Startups: Plowing, Building, and Fatal Assumptions
The price of entry
On your startup journey, you’ll encounter many people who say they want to go on the journey with you. But many of these people are pretenders. They don’t actually want to pay the price of entry. They just want to experience the fun parts of startup life without any of the pain or risk.
But the price of entry is the risk you are willing to take on to help achieve the impossible—to create something that otherwise wouldn’t exist. I’ve said it before, and I’ll say it again: It isn’t for everyone.
When we started Pushpay, I spoke with thousands of people about what we were building, and I invited them to join us on some level, whether that was a financial investment or joining the company as an employee. But most of these people, though excited about the opportunity, couldn’t bring themselves to part with something valuable or to leave something known for something unknown.
I was reading the story about Elisha recently in the Bible. He was called to leave what he had to follow Elijah. Interesting that someone who already had something good was willing to sacrifice what he had to follow the call. But sometimes we are actually called to give up the good things we have and step into the unknown. We know it when the opportunity arises.
There are also those who simply thrive on risk and ambiguity. They love diving into the unknown and figuring it out. My recommendation is to seek out those who do well with risk or those who believe they are called to the work. It’s much easier for people to take on risk when they believe it is their purpose to do so—when they can’t imagine themselves doing anything else.
Plowing and building
Interestingly when Elijah found Elisha, he was in the field plowing.
Plowing is such incredibly hard work. So is building. But the concepts of plowing and building have something in common: they don’t happen overnight. Whether you’re plowing a field or laying a foundation, one thing's for certain: you’re going to be very tired at the end of each day. And you’ll have nothing impressive to show anyone for quite some time.

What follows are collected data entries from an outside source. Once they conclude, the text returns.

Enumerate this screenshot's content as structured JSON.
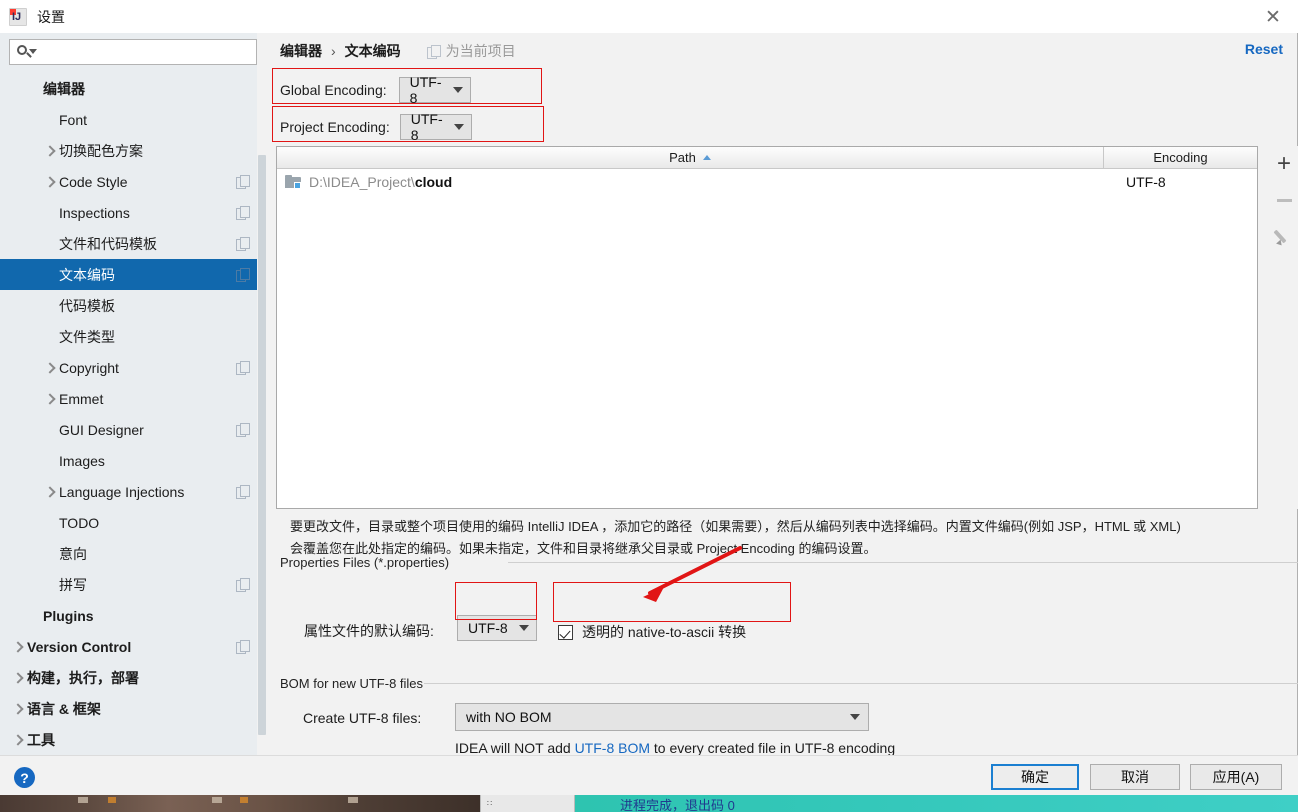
{
  "window": {
    "title": "设置",
    "app_icon": "intellij-idea-icon",
    "close_label": "✕"
  },
  "search": {
    "value": "",
    "placeholder": ""
  },
  "sidebar": {
    "items": [
      {
        "label": "编辑器",
        "indent": 1,
        "expandable": false,
        "bold": true,
        "copy": false,
        "selected": false
      },
      {
        "label": "Font",
        "indent": 2,
        "expandable": false,
        "bold": false,
        "copy": false,
        "selected": false
      },
      {
        "label": "切换配色方案",
        "indent": 2,
        "expandable": true,
        "bold": false,
        "copy": false,
        "selected": false
      },
      {
        "label": "Code Style",
        "indent": 2,
        "expandable": true,
        "bold": false,
        "copy": true,
        "selected": false
      },
      {
        "label": "Inspections",
        "indent": 2,
        "expandable": false,
        "bold": false,
        "copy": true,
        "selected": false
      },
      {
        "label": "文件和代码模板",
        "indent": 2,
        "expandable": false,
        "bold": false,
        "copy": true,
        "selected": false
      },
      {
        "label": "文本编码",
        "indent": 2,
        "expandable": false,
        "bold": false,
        "copy": true,
        "selected": true
      },
      {
        "label": "代码模板",
        "indent": 2,
        "expandable": false,
        "bold": false,
        "copy": false,
        "selected": false
      },
      {
        "label": "文件类型",
        "indent": 2,
        "expandable": false,
        "bold": false,
        "copy": false,
        "selected": false
      },
      {
        "label": "Copyright",
        "indent": 2,
        "expandable": true,
        "bold": false,
        "copy": true,
        "selected": false
      },
      {
        "label": "Emmet",
        "indent": 2,
        "expandable": true,
        "bold": false,
        "copy": false,
        "selected": false
      },
      {
        "label": "GUI Designer",
        "indent": 2,
        "expandable": false,
        "bold": false,
        "copy": true,
        "selected": false
      },
      {
        "label": "Images",
        "indent": 2,
        "expandable": false,
        "bold": false,
        "copy": false,
        "selected": false
      },
      {
        "label": "Language Injections",
        "indent": 2,
        "expandable": true,
        "bold": false,
        "copy": true,
        "selected": false
      },
      {
        "label": "TODO",
        "indent": 2,
        "expandable": false,
        "bold": false,
        "copy": false,
        "selected": false
      },
      {
        "label": "意向",
        "indent": 2,
        "expandable": false,
        "bold": false,
        "copy": false,
        "selected": false
      },
      {
        "label": "拼写",
        "indent": 2,
        "expandable": false,
        "bold": false,
        "copy": true,
        "selected": false
      },
      {
        "label": "Plugins",
        "indent": 1,
        "expandable": false,
        "bold": true,
        "copy": false,
        "selected": false
      },
      {
        "label": "Version Control",
        "indent": 0,
        "expandable": true,
        "bold": true,
        "copy": true,
        "selected": false
      },
      {
        "label": "构建，执行，部署",
        "indent": 0,
        "expandable": true,
        "bold": true,
        "copy": false,
        "selected": false
      },
      {
        "label": "语言 & 框架",
        "indent": 0,
        "expandable": true,
        "bold": true,
        "copy": false,
        "selected": false
      },
      {
        "label": "工具",
        "indent": 0,
        "expandable": true,
        "bold": true,
        "copy": false,
        "selected": false
      }
    ]
  },
  "header": {
    "breadcrumb_root": "编辑器",
    "breadcrumb_sep": "›",
    "breadcrumb_leaf": "文本编码",
    "for_project_label": "为当前项目",
    "reset_label": "Reset"
  },
  "encoding": {
    "global_label": "Global Encoding:",
    "global_value": "UTF-8",
    "project_label": "Project Encoding:",
    "project_value": "UTF-8"
  },
  "table": {
    "columns": [
      "Path",
      "Encoding"
    ],
    "sort_column": "Path",
    "sort_direction": "asc",
    "rows": [
      {
        "path_prefix": "D:\\IDEA_Project\\",
        "path_name": "cloud",
        "encoding": "UTF-8"
      }
    ],
    "tools": {
      "add": "+",
      "remove": "−",
      "edit": "edit-pencil"
    }
  },
  "description": {
    "line1": "要更改文件，目录或整个项目使用的编码 IntelliJ IDEA ，添加它的路径（如果需要），然后从编码列表中选择编码。内置文件编码(例如 JSP，HTML 或 XML)",
    "line2": "会覆盖您在此处指定的编码。如果未指定，文件和目录将继承父目录或 Project Encoding 的编码设置。"
  },
  "properties_section": {
    "title": "Properties Files (*.properties)",
    "default_encoding_label": "属性文件的默认编码:",
    "default_encoding_value": "UTF-8",
    "transparent_checkbox_label": "透明的 native-to-ascii 转换",
    "transparent_checkbox_checked": true
  },
  "bom_section": {
    "title": "BOM for new UTF-8 files",
    "create_label": "Create UTF-8 files:",
    "create_value": "with NO BOM",
    "note_prefix": "IDEA will NOT add ",
    "note_link": "UTF-8 BOM",
    "note_suffix": " to every created file in UTF-8 encoding"
  },
  "footer": {
    "help": "?",
    "ok": "确定",
    "cancel": "取消",
    "apply": "应用(A)"
  },
  "background": {
    "terminal_text": "进程完成，退出码 0"
  },
  "colors": {
    "accent_selection": "#1168ad",
    "link": "#1668c1",
    "annotation_red": "#e11515",
    "panel_bg": "#f2f2f2",
    "sidebar_bg": "#e9edf0",
    "terminal_bg": "#2ec4b0"
  }
}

But the early, foundational work is critical to later success. You must plant the seeds to eventually see the harvest.
Plowing a field is like…
Content marketing work that might not pay off in search engines for months.
Hundreds of prospecting calls to people who may not purchase for years.
UX work that won’t actually be built into the product for another three quarters.
A top-notch billing system designed to scale for lots of happy customers.
And more.
And just like building a house requires laying one brick at a time on top of a great foundation, great companies are built on one good decision after another good decision after another good decision. There’s no other way.
It’s easy to look at a finished house and forget that each and every brick was painstakingly placed and stuck in place with mortar one brick at a time. When we step back, we just see a completed building. But when you see a brick house being built, you notice that it takes a very, very long time.
Beware fatal assumptions
As I’ve mentioned in previous posts, every startup is different. It doesn’t matter how many companies you’ve helped launch, each needs to be approached with a fresh perspective and new eyes. Assuming you know what to do can actually be a fatal assumption.
For example, as you start to build your organization, it’s possible you may not get the results you expected. It’s pretty easy to analyze why: you didn’t put the bricks together the right way. And that means you may need to undo some of your work and rebuild it the right way. The structural integrity of your organization is counting on you testing and measuring at every step along the way to make sure you’re on the right track.
In conclusion, if successful businesses are built one brick at a time, that means that anyone can achieve it if they are willing to pay the price of doing the hard work of plowing. Maybe as you start to see your house take shape, what's really risky is staying with the status quo. Because if you can glimpse really hard, you can see what the finished building will look like even though we only have a few bricks placed right now.
→ Your turn. Have you ever made a fatal assumption? What did you learn in that moment?